McKusick-Nathans Institute of Genetic Medicine, Johns Hopkins School of Medicine, Baltimore, MD 21205, USA.
Department of Biostatistics, Johns Hopkins Bloomberg School of Public Health, Baltmore, MD 21205, USA.
Brief Bioinform. 2024 Mar 27;25(3). doi: 10.1093/bib/bbae217.

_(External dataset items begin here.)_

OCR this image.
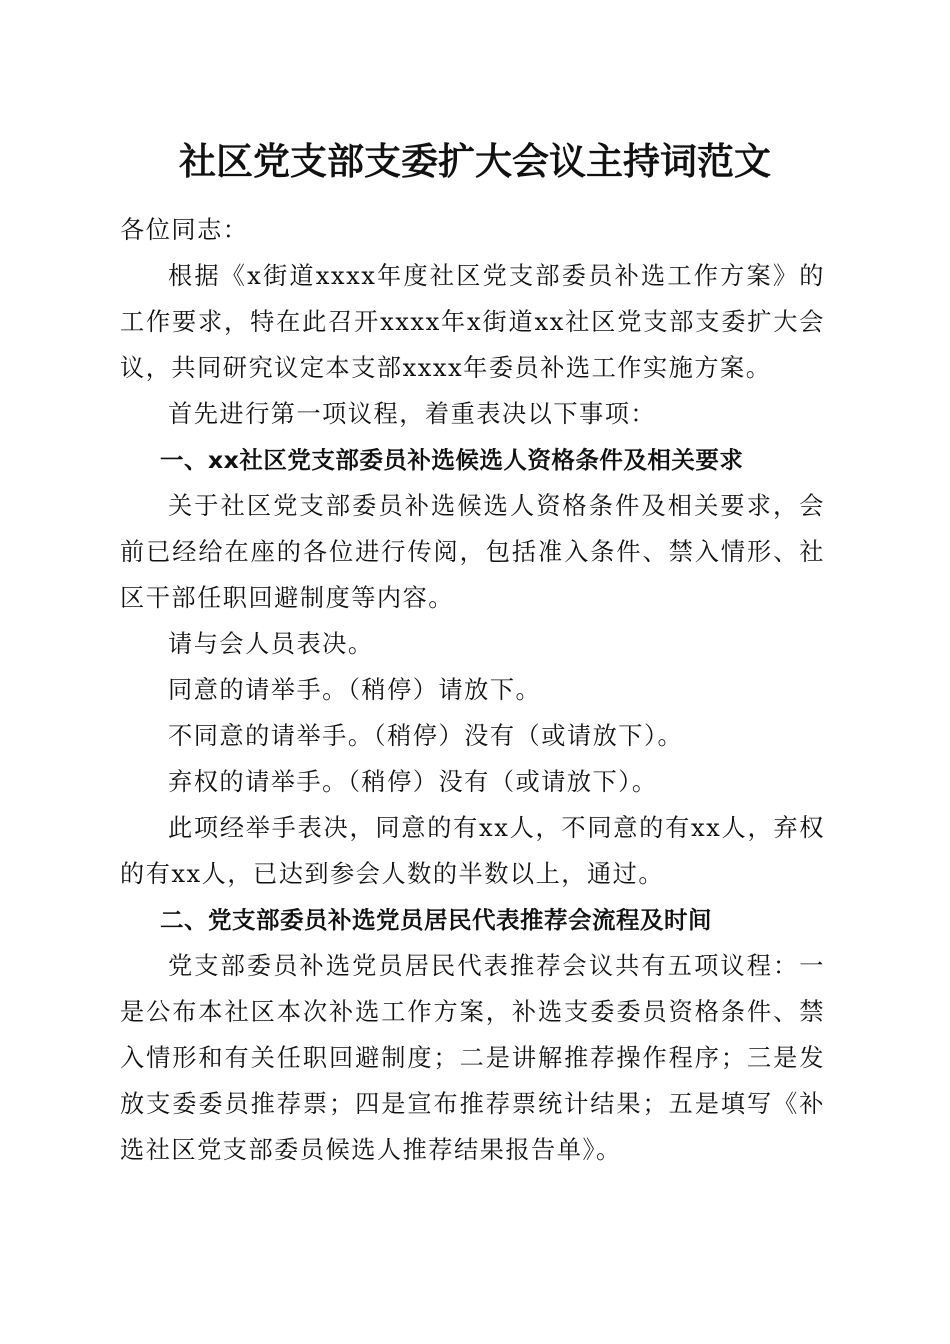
社区党支部支委扩大会议主持词范文

各位同志：

根据《x街道xxxx年度社区党支部委员补选工作方案》的工作要求，特在此召开xxxx年x街道xx社区党支部支委扩大会议，共同研究议定本支部xxxx年委员补选工作实施方案。

首先进行第一项议程，着重表决以下事项：

一、xx社区党支部委员补选候选人资格条件及相关要求

关于社区党支部委员补选候选人资格条件及相关要求，会前已经给在座的各位进行传阅，包括准入条件、禁入情形、社区干部任职回避制度等内容。

请与会人员表决。

同意的请举手。（稍停）请放下。

不同意的请举手。（稍停）没有（或请放下）。

弃权的请举手。（稍停）没有（或请放下）。

此项经举手表决，同意的有xx人，不同意的有xx人，弃权的有xx人，已达到参会人数的半数以上，通过。

二、党支部委员补选党员居民代表推荐会流程及时间

党支部委员补选党员居民代表推荐会议共有五项议程：一是公布本社区本次补选工作方案，补选支委委员资格条件、禁入情形和有关任职回避制度；二是讲解推荐操作程序；三是发放支委委员推荐票；四是宣布推荐票统计结果；五是填写《补选社区党支部委员候选人推荐结果报告单》。
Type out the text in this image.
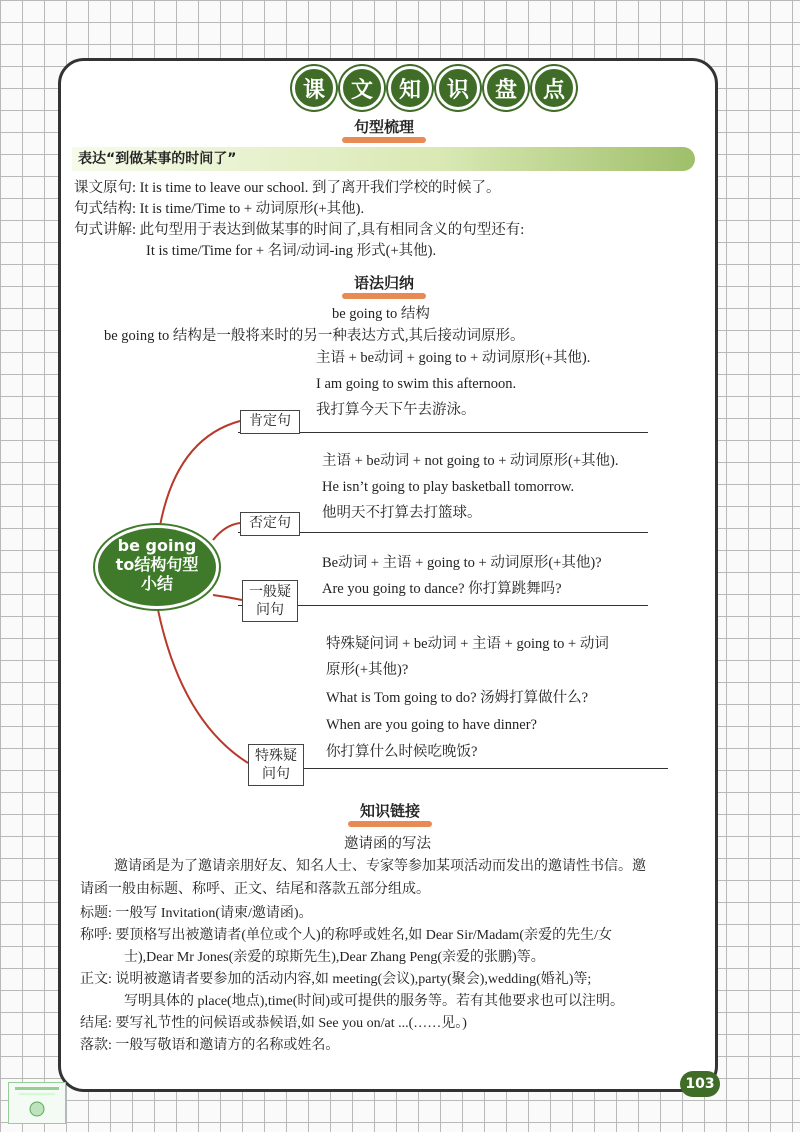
课	文	知	识	盘	点
句型梳理
表达“到做某事的时间了”
课文原句: It is time to leave our school. 到了离开我们学校的时候了。
句式结构: It is time/Time to + 动词原形(+其他).
句式讲解: 此句型用于表达到做某事的时间了,具有相同含义的句型还有:
It is time/Time for + 名词/动词-ing 形式(+其他).
语法归纳
be going to 结构
be going to 结构是一般将来时的另一种表达方式,其后接动词原形。
be going
to结构句型
小结
主语 + be动词 + going to + 动词原形(+其他).
I am going to swim this afternoon.
我打算今天下午去游泳。
肯定句
主语 + be动词 + not going to + 动词原形(+其他).
He isn’t going to play basketball tomorrow.
他明天不打算去打篮球。
否定句
Be动词 + 主语 + going to + 动词原形(+其他)?
Are you going to dance? 你打算跳舞吗?
一般疑问句
特殊疑问词 + be动词 + 主语 + going to + 动词
原形(+其他)?
What is Tom going to do? 汤姆打算做什么?
When are you going to have dinner?
你打算什么时候吃晚饭?
特殊疑问句
知识链接
邀请函的写法
邀请函是为了邀请亲朋好友、知名人士、专家等参加某项活动而发出的邀请性书信。邀
请函一般由标题、称呼、正文、结尾和落款五部分组成。
标题: 一般写 Invitation(请柬/邀请函)。
称呼: 要顶格写出被邀请者(单位或个人)的称呼或姓名,如 Dear Sir/Madam(亲爱的先生/女
士),Dear Mr Jones(亲爱的琼斯先生),Dear Zhang Peng(亲爱的张鹏)等。
正文: 说明被邀请者要参加的活动内容,如 meeting(会议),party(聚会),wedding(婚礼)等;
写明具体的 place(地点),time(时间)或可提供的服务等。若有其他要求也可以注明。
结尾: 要写礼节性的问候语或恭候语,如 See you on/at ...(……见。)
落款: 一般写敬语和邀请方的名称或姓名。
103
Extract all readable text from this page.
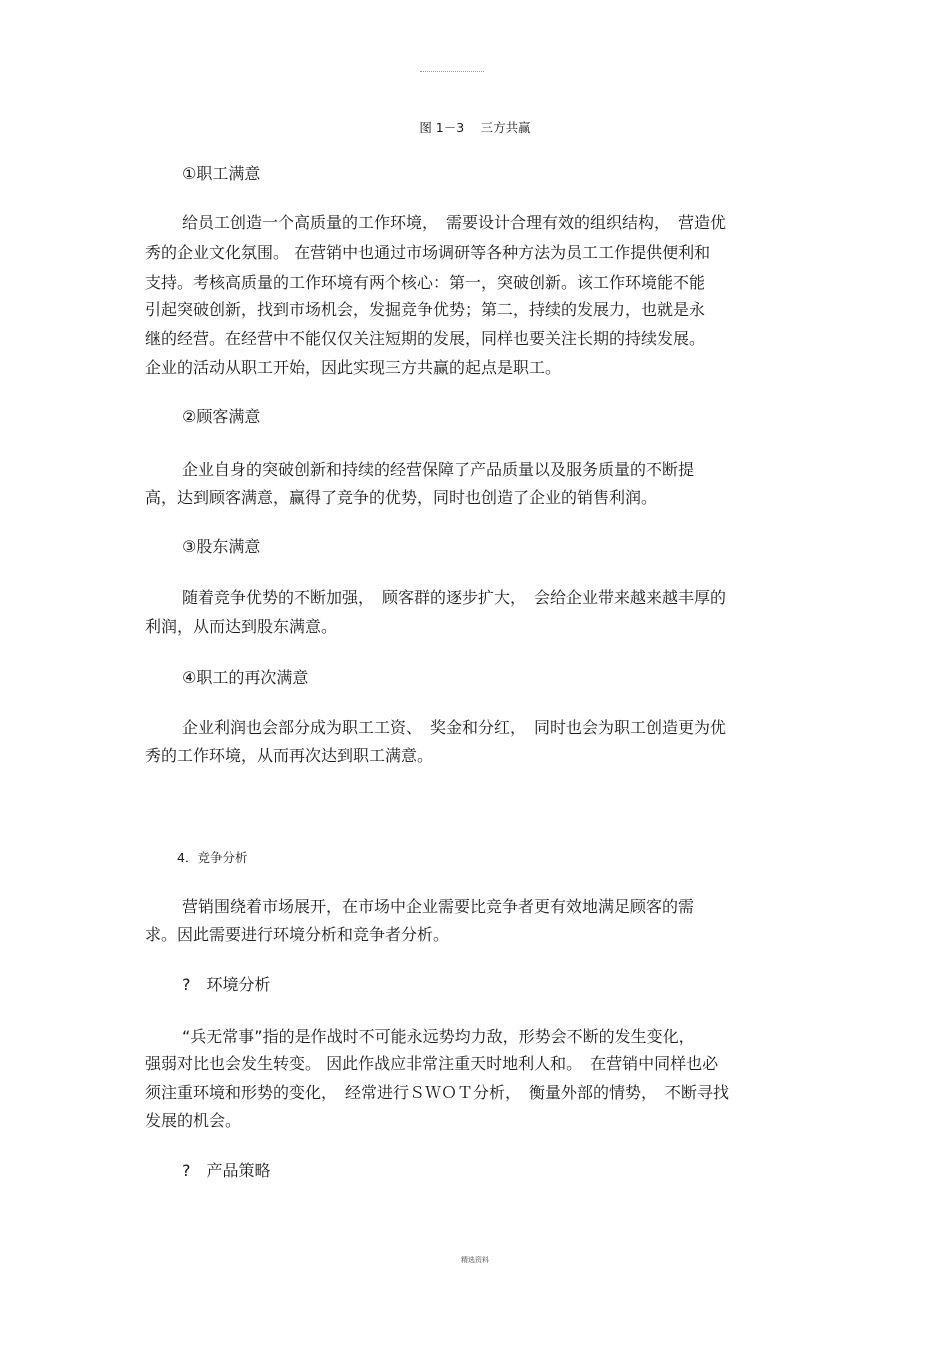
图 1－3　 三方共赢
①职工满意
给员工创造一个高质量的工作环境，　需要设计合理有效的组织结构，　营造优
秀的企业文化氛围。 在营销中也通过市场调研等各种方法为员工工作提供便利和
支持。考核高质量的工作环境有两个核心：第一，突破创新。该工作环境能不能
引起突破创新，找到市场机会，发掘竞争优势；第二，持续的发展力，也就是永
继的经营。在经营中不能仅仅关注短期的发展，同样也要关注长期的持续发展。
企业的活动从职工开始，因此实现三方共赢的起点是职工。
②顾客满意
企业自身的突破创新和持续的经营保障了产品质量以及服务质量的不断提
高，达到顾客满意，赢得了竞争的优势，同时也创造了企业的销售利润。
③股东满意
随着竞争优势的不断加强，　顾客群的逐步扩大，　会给企业带来越来越丰厚的
利润，从而达到股东满意。
④职工的再次满意
企业利润也会部分成为职工工资、　奖金和分红，　同时也会为职工创造更为优
秀的工作环境，从而再次达到职工满意。
4．竞争分析
营销围绕着市场展开，在市场中企业需要比竞争者更有效地满足顾客的需
求。因此需要进行环境分析和竞争者分析。
?　环境分析
“兵无常事”指的是作战时不可能永远势均力敌，形势会不断的发生变化，
强弱对比也会发生转变。 因此作战应非常注重天时地利人和。　在营销中同样也必
须注重环境和形势的变化，　经常进行ＳＷＯＴ分析，　衡量外部的情势，　不断寻找
发展的机会。
?　产品策略
精选资料
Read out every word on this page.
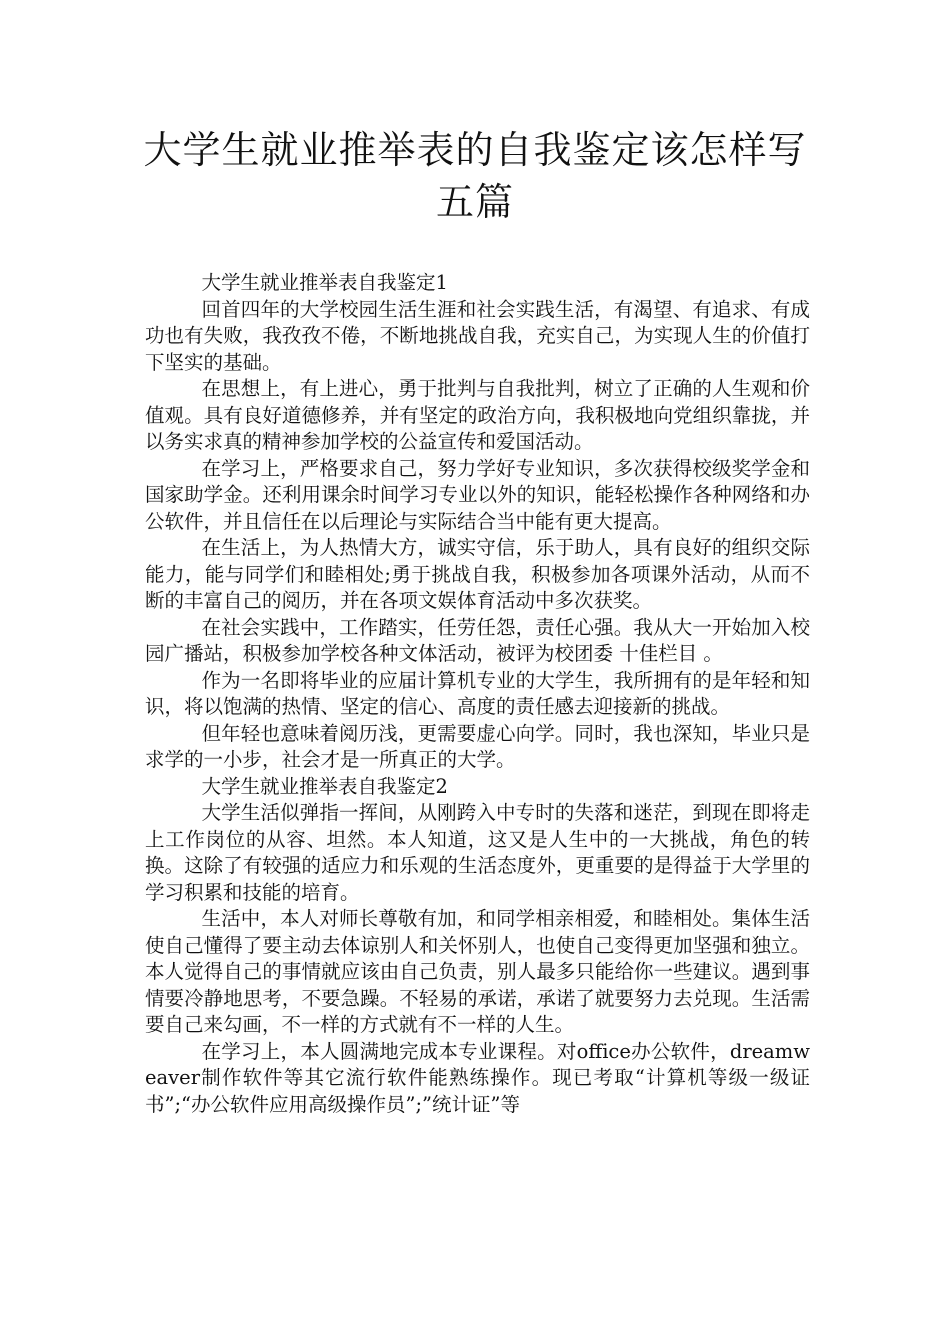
大学生就业推举表的自我鉴定该怎样写五篇

大学生就业推举表自我鉴定1

回首四年的大学校园生活生涯和社会实践生活，有渴望、有追求、有成功也有失败，我孜孜不倦，不断地挑战自我，充实自己，为实现人生的价值打下坚实的基础。

在思想上，有上进心，勇于批判与自我批判，树立了正确的人生观和价值观。具有良好道德修养，并有坚定的政治方向，我积极地向党组织靠拢，并以务实求真的精神参加学校的公益宣传和爱国活动。

在学习上，严格要求自己，努力学好专业知识，多次获得校级奖学金和国家助学金。还利用课余时间学习专业以外的知识，能轻松操作各种网络和办公软件，并且信任在以后理论与实际结合当中能有更大提高。

在生活上，为人热情大方，诚实守信，乐于助人，具有良好的组织交际能力，能与同学们和睦相处;勇于挑战自我，积极参加各项课外活动，从而不断的丰富自己的阅历，并在各项文娱体育活动中多次获奖。

在社会实践中，工作踏实，任劳任怨，责任心强。我从大一开始加入校园广播站，积极参加学校各种文体活动，被评为校团委 十佳栏目 。

作为一名即将毕业的应届计算机专业的大学生，我所拥有的是年轻和知识，将以饱满的热情、坚定的信心、高度的责任感去迎接新的挑战。

但年轻也意味着阅历浅，更需要虚心向学。同时，我也深知，毕业只是求学的一小步，社会才是一所真正的大学。

大学生就业推举表自我鉴定2

大学生活似弹指一挥间，从刚跨入中专时的失落和迷茫，到现在即将走上工作岗位的从容、坦然。本人知道，这又是人生中的一大挑战，角色的转换。这除了有较强的适应力和乐观的生活态度外，更重要的是得益于大学里的学习积累和技能的培育。

生活中，本人对师长尊敬有加，和同学相亲相爱，和睦相处。集体生活使自己懂得了要主动去体谅别人和关怀别人，也使自己变得更加坚强和独立。本人觉得自己的事情就应该由自己负责，别人最多只能给你一些建议。遇到事情要冷静地思考，不要急躁。不轻易的承诺，承诺了就要努力去兑现。生活需要自己来勾画，不一样的方式就有不一样的人生。

在学习上，本人圆满地完成本专业课程。对office办公软件，dreamweaver制作软件等其它流行软件能熟练操作。现已考取“计算机等级一级证书”;“办公软件应用高级操作员”;”统计证”等
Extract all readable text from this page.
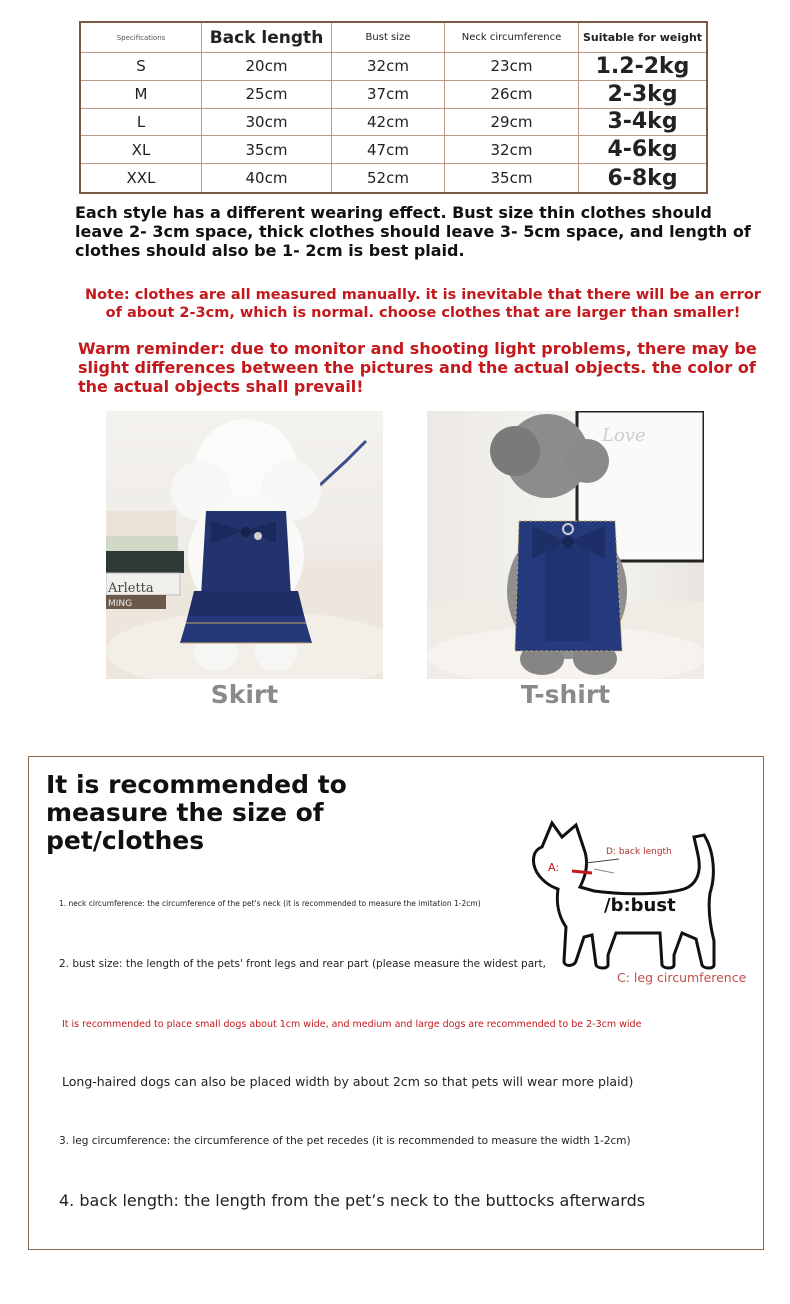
Specifications	Back length	Bust size	Neck circumference	Suitable for weight
S	20cm	32cm	23cm	1.2-2kg
M	25cm	37cm	26cm	2-3kg
L	30cm	42cm	29cm	3-4kg
XL	35cm	47cm	32cm	4-6kg
XXL	40cm	52cm	35cm	6-8kg
Each style has a different wearing effect. Bust size thin clothes should leave 2- 3cm space, thick clothes should leave 3- 5cm space, and length of clothes should also be 1- 2cm is best plaid.
Note: clothes are all measured manually. it is inevitable that there will be an error of about 2-3cm, which is normal. choose clothes that are larger than smaller!
Warm reminder: due to monitor and shooting light problems, there may be slight differences between the pictures and the actual objects. the color of the actual objects shall prevail!
Arletta
MING
Love
Skirt	T-shirt
It is recommended to measure the size of pet/clothes
1. neck circumference: the circumference of the pet's neck (it is recommended to measure the imitation 1-2cm)
2. bust size: the length of the pets' front legs and rear part (please measure the widest part,
It is recommended to place small dogs about 1cm wide, and medium and large dogs are recommended to be 2-3cm wide
Long-haired dogs can also be placed width by about 2cm so that pets will wear more plaid)
3. leg circumference: the circumference of the pet recedes (it is recommended to measure the width 1-2cm)
4. back length: the length from the pet’s neck to the buttocks afterwards
D: back length
A:
/b:bust
C: leg circumference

Hi-C data are commonly normalized using single sample processing methods, with focus on comparisons between regions within a given contact map. Here, we aim to compare contact maps across different samples. We demonstrate that unwanted variation, of likely technical origin, is present in Hi-C data with replicates from different individuals, and that properties of this unwanted variation change across the contact map. We present band-wise normalization and batch correction, a method for normalization and batch correction of Hi-C data and show that it substantially improves comparisons across samples, including in a quantitative trait loci analysis as well as differential enrichment across cell types.
Hi-C 数据通常使用单一样本处理方法进行标准化,重点是比较给定接触图谱内的区域。在这里,我们旨在比较不同样本的接触图谱。我们证明,来自不同个体的重复 Hi-C 数据中存在可能源于技术的非期望变异,并且这种非期望变异的性质在整个接触图谱中发生变化。我们提出了基于带的标准化和批次校正,这是一种用于 Hi-C 数据标准化和批次校正的方法,并表明它可以大大改善样本间的比较,包括在数量性状基因座分析以及跨细胞类型的差异富集中。